All Products
Search
Document Center

Perform joint query on multiple MySQL instances in DLA

Last Updated: May 23, 2019

Background

Data Lake Analytics (DLA) serves as the hub for in-cloud data processing. It allows you to query and analyze the data in a single ApsaraDB for RDS (RDS), Table Store, OSS, ApsaraDB for MongoDB (MongoDB), or ApsaraDB for Redis (Redis) instance through standard Java Database Connectivity (JDBC). To support business growth or data sharding, you may need to create multiple instances of RDS, Table Store, OSS, or other types to store data. In such multi-data source scenarios, you can use DLA to perform joint queries in multiple data sources of the same type.

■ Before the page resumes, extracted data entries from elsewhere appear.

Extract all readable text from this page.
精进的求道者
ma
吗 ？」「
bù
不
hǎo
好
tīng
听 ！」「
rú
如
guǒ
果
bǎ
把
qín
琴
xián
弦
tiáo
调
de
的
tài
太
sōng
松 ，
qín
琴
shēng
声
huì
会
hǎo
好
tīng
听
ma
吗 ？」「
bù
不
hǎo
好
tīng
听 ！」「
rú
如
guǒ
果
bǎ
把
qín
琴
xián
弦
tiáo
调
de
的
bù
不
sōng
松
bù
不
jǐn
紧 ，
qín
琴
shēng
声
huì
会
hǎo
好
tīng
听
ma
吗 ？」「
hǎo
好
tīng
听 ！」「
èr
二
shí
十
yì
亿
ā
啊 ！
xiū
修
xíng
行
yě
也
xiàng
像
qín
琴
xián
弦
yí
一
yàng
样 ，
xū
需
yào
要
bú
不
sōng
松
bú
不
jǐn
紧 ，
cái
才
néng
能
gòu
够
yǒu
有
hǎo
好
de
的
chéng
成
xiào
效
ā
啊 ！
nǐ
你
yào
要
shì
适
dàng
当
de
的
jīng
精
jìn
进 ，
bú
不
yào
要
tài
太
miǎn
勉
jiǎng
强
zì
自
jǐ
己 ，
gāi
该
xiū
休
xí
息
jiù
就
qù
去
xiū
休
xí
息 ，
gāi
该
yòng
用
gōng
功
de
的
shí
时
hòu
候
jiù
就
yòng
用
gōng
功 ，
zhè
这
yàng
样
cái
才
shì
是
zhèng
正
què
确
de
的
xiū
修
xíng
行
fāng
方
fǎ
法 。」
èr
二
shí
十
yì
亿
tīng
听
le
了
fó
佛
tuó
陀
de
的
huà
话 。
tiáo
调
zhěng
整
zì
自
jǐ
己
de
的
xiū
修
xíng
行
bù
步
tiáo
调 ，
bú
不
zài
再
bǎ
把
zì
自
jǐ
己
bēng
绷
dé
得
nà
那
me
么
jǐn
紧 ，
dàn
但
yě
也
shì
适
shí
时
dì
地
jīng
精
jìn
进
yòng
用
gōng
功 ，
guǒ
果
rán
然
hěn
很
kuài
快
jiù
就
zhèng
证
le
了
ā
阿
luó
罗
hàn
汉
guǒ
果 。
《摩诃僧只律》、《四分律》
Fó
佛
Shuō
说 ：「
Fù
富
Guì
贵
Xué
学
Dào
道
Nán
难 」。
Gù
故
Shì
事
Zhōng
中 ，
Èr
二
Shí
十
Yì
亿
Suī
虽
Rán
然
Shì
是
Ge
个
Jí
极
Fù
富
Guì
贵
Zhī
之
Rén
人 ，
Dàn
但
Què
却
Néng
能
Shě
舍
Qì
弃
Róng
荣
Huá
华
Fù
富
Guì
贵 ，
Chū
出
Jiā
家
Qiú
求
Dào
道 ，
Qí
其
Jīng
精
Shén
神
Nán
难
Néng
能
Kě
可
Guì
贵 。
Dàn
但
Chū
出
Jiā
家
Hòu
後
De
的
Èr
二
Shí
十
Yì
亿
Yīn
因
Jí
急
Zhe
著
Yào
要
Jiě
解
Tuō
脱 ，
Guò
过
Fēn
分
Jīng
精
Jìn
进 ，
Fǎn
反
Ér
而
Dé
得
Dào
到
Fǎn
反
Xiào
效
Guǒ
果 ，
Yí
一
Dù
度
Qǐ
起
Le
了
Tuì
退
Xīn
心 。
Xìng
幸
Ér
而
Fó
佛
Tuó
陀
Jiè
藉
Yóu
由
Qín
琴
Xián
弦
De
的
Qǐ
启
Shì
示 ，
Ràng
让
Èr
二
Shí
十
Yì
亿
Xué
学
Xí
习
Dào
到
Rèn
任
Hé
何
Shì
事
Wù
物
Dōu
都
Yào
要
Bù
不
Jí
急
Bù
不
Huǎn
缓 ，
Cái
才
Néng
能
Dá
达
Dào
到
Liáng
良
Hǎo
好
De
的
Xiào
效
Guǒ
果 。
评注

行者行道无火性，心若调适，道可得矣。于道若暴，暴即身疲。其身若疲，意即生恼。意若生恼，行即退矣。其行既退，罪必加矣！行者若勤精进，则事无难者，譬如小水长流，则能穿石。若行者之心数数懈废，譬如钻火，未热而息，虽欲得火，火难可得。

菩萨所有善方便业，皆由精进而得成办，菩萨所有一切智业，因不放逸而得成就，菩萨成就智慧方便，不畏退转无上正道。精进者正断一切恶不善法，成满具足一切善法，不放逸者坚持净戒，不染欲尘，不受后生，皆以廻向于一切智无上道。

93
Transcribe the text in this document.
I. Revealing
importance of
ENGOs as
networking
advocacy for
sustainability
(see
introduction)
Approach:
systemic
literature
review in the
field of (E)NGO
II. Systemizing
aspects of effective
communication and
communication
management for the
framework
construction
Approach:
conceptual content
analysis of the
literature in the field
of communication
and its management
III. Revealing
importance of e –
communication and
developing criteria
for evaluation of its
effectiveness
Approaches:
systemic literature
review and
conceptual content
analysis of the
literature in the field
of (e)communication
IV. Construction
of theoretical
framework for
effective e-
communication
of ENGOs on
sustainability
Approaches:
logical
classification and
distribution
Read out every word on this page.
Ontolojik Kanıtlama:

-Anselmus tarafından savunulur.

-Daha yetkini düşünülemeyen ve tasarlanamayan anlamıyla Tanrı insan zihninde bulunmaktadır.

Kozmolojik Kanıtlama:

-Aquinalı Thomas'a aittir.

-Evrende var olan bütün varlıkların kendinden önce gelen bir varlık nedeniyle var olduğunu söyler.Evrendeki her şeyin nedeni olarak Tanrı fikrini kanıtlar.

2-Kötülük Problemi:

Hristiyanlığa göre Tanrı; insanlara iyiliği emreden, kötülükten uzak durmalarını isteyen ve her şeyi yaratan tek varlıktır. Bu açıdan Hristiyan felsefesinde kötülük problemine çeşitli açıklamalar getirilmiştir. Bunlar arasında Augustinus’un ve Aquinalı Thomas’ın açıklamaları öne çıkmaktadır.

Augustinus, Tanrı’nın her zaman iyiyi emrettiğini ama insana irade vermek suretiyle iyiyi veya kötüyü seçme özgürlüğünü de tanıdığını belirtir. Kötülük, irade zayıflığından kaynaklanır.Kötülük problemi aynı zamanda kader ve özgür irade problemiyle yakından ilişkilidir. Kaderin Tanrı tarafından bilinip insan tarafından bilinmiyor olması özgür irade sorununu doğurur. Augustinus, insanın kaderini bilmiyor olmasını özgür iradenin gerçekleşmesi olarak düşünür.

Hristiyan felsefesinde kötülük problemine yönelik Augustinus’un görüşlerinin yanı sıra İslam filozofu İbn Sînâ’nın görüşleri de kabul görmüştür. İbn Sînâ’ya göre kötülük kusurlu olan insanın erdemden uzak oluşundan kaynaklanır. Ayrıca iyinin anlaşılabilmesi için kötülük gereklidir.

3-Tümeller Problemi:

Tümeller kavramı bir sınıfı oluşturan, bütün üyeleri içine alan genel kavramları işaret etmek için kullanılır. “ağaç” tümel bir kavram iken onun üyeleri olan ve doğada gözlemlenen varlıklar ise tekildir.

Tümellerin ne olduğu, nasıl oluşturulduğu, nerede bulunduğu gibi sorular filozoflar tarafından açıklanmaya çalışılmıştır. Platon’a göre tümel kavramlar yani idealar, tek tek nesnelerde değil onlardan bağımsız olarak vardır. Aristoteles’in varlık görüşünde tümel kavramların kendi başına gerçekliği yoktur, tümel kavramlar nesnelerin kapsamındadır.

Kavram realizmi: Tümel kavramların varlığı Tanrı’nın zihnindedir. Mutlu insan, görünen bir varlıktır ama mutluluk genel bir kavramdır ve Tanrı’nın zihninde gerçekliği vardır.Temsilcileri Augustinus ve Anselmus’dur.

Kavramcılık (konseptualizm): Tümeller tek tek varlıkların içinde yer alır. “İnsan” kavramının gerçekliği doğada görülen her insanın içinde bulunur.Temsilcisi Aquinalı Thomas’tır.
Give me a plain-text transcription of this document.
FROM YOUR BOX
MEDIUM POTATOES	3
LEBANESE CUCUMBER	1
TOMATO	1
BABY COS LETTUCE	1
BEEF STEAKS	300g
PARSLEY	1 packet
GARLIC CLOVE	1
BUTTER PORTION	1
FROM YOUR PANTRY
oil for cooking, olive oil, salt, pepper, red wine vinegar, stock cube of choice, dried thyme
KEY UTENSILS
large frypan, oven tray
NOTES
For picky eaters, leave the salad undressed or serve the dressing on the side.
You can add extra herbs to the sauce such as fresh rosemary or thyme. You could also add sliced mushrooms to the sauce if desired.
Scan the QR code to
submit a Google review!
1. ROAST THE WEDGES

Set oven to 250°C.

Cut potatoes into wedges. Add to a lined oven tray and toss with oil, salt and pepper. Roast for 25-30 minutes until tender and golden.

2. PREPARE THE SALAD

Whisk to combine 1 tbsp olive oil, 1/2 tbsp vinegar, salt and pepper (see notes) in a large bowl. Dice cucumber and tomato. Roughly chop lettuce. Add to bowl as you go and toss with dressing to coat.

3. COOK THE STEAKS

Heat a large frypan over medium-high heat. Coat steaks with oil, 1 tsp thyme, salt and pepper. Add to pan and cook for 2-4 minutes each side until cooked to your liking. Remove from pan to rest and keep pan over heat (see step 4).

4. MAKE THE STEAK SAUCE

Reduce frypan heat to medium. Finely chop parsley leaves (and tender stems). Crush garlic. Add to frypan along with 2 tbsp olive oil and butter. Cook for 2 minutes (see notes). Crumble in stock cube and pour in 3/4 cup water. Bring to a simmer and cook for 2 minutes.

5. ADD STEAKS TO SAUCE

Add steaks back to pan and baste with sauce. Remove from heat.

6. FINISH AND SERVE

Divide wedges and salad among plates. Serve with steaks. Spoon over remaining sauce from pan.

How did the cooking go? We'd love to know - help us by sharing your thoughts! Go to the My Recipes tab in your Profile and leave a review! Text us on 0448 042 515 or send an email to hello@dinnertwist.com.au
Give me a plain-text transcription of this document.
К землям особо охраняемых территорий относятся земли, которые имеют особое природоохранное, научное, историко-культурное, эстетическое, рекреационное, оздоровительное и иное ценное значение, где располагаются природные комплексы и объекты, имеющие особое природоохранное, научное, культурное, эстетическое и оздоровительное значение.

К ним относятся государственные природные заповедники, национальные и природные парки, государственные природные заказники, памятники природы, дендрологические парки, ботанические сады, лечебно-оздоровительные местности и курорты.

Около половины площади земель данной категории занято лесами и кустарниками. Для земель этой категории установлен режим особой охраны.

This topic takes two ApsaraDB RDS for MySQL (MySQL) instances as an example to demonstrate how to use DLA to perform joint queries in multiple database instances.

Prerequisites

Test data is ready in the MySQL instances. If not, follow these steps to insert test data into the MySQL instances:

  1. Create two MySQL instances.

    DLA and the two MySQL instances must be in the same region. Otherwise, the operations described in this topic are not allowed.

    DLA connects to a MySQL instance over the VPC of the MySQL instance. Therefore, we recommend that you select VPC as the network type when creating the MySQL instances. In addition, you can change the network type of the MySQL instances from classic network to VPC by following the instructions provided in Set the network type.

  2. Configure a whitelist.

  3. Connect to the instance.

  4. Insert test data.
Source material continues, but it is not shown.